There are many types of options trading strategies that can help you fulfill your trading strategy. Depending on your investment criteria, desired outcome, and market outlook, you can trade calls and puts in different ways to earn income or protect a portfolio position from loss.
I tend to look for those trades that have a high probability of success and take advantage of volatility reversion to the mean. Those are certainly my favorite strategies to trade, but that’s because I don’t like chasing profits. High probability of success positions with consistent small payoffs keep me engaged and motivated.
You may look to protect a portfolio position of stock you own by selling a call, known as a covered call write. You may have a bearish outlook with an expectation for limited upside gain. This can be taken advantaged of through the use of a bear call spread, a vertical spread that involves the buying and selling of calls with the same expiration but with different strike prices.
The resulting credit (the difference between the premium paid and received) provides you with a potential profit and limited risk on the upside.

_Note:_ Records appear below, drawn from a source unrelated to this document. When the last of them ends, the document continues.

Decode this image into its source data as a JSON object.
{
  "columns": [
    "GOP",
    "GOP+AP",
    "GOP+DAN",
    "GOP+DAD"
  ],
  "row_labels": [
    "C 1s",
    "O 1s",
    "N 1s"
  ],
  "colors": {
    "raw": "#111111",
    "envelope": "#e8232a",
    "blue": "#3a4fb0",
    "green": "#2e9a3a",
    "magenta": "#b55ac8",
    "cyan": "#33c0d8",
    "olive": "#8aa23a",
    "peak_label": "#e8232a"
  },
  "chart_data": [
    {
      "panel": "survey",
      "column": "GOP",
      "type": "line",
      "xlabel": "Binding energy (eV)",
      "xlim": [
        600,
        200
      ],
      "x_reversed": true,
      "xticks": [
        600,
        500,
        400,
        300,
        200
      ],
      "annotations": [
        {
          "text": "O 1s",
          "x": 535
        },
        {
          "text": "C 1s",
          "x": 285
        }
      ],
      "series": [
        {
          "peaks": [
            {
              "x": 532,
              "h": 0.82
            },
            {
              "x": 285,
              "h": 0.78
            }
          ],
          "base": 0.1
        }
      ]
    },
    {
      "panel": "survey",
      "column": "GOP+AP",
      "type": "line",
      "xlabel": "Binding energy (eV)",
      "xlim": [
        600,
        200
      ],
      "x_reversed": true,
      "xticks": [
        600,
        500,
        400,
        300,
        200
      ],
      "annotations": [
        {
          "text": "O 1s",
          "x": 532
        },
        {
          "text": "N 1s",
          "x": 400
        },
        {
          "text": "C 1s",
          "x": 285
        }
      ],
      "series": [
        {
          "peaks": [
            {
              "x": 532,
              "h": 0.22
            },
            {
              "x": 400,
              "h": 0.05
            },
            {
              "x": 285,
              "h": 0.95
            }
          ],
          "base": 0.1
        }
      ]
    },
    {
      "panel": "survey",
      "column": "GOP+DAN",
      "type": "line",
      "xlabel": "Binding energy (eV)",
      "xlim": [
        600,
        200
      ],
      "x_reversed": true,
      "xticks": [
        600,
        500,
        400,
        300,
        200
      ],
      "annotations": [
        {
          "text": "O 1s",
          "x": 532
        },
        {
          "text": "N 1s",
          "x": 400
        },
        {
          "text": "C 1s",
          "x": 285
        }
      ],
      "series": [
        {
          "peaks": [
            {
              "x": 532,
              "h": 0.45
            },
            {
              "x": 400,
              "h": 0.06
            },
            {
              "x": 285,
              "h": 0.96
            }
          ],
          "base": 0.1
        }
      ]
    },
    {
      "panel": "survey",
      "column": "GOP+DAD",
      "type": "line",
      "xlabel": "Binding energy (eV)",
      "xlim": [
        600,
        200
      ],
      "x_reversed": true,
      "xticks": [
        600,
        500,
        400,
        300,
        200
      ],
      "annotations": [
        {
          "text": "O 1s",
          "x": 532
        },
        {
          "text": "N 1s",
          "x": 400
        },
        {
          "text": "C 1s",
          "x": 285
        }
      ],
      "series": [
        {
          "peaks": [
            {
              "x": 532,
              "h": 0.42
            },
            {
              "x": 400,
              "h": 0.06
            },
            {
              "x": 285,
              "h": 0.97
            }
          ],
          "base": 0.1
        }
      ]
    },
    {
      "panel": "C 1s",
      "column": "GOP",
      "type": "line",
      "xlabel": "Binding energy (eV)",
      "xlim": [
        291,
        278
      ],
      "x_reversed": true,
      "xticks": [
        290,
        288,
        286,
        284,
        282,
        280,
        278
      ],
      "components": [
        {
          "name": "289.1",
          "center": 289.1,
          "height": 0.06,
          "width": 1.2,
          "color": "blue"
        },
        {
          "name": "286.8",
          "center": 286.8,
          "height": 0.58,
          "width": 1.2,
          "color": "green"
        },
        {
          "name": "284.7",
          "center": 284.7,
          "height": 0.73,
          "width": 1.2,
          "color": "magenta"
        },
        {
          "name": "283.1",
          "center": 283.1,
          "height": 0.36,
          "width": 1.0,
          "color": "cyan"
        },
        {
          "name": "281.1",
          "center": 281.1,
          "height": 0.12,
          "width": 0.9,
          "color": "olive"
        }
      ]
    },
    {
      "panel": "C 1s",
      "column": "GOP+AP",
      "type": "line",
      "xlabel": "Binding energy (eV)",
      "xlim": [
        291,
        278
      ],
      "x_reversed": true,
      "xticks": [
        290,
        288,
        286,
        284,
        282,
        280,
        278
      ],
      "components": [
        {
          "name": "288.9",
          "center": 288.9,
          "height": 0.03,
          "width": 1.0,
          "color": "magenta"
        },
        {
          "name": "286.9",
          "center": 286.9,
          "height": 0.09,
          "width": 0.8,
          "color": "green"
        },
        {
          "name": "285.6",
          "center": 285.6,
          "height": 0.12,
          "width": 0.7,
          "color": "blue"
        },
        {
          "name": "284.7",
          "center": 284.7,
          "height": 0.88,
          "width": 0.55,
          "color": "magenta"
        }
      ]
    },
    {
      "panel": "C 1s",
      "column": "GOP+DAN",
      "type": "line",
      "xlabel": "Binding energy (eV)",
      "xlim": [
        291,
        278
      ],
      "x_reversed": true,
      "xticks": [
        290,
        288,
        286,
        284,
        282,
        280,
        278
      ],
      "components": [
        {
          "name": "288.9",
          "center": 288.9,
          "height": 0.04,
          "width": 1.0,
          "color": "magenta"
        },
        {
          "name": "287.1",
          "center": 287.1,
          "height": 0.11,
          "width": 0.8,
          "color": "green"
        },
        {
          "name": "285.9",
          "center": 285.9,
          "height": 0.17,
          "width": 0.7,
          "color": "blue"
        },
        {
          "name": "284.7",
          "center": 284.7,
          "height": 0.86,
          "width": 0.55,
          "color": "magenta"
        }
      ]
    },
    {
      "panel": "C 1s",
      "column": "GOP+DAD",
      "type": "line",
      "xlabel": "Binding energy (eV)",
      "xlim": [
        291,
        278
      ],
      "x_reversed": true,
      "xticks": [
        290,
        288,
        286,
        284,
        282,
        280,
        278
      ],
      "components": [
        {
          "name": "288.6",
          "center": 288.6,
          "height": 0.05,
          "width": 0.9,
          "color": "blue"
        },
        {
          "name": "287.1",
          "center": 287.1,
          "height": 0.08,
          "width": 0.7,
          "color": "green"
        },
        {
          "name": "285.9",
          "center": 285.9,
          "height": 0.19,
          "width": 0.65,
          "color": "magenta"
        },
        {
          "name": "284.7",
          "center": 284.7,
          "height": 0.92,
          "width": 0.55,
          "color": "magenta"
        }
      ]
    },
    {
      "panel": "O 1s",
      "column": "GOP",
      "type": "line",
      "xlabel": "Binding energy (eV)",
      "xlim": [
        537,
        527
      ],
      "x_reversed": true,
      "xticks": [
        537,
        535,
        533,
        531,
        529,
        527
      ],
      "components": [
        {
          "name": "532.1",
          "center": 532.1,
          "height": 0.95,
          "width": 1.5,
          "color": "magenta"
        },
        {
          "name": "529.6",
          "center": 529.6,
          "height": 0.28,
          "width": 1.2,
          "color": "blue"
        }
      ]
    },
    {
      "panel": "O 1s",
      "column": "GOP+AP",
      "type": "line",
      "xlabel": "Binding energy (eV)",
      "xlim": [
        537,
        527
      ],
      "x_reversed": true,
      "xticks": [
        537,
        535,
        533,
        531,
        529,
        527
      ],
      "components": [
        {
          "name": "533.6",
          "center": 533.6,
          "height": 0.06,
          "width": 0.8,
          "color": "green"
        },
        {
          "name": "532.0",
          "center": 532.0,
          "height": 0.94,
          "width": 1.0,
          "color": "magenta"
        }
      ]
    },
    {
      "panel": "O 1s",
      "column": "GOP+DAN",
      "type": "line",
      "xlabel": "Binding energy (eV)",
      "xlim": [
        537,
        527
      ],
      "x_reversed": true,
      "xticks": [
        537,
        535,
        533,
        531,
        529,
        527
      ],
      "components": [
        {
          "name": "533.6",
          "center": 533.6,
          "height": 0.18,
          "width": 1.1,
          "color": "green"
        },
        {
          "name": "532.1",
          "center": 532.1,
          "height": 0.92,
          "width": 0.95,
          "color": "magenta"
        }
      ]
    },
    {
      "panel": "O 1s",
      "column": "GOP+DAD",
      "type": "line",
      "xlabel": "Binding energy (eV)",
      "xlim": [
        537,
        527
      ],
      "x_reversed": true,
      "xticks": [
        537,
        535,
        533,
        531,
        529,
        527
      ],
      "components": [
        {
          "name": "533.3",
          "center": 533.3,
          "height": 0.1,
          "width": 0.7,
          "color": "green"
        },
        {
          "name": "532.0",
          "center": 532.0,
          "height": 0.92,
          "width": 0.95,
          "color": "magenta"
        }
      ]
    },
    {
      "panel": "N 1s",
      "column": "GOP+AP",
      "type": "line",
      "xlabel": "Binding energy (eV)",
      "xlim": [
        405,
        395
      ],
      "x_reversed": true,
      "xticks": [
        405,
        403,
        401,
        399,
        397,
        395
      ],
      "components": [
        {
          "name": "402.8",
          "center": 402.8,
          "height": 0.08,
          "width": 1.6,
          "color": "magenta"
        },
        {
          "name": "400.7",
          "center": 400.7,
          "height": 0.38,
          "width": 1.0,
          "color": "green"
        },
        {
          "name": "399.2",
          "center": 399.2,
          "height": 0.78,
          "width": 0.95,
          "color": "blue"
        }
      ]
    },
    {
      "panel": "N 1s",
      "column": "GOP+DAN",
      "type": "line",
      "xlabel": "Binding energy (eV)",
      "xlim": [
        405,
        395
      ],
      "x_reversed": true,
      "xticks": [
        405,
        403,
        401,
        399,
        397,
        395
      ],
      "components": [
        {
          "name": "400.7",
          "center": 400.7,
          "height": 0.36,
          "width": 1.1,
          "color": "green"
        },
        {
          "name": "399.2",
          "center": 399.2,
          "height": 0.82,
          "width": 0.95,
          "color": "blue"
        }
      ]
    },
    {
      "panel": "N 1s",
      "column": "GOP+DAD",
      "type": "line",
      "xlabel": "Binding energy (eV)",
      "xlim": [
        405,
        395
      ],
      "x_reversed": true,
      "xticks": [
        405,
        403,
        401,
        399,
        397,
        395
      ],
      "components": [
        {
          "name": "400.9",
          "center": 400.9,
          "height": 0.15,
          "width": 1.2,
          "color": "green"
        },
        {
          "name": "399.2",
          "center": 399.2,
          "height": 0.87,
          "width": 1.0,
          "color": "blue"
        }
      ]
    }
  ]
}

Short puts, credit spreads (both bull and bear), iron condors (an options setup I normally recommend new traders starting out), and ratio spreads are my favorites and I actively look for conditions where I can deploy such strategies. At our Startup OptionAutomator our trading philosophy is to “Trade the Math”.
In other words, we mathematically evaluate the inputs or criteria that best match a specific options trading setup in order to find the best ranked trades for the particular strategy. This approach will help you determine the best matches against an options trading strategy, as you call it or “setup” as we call it.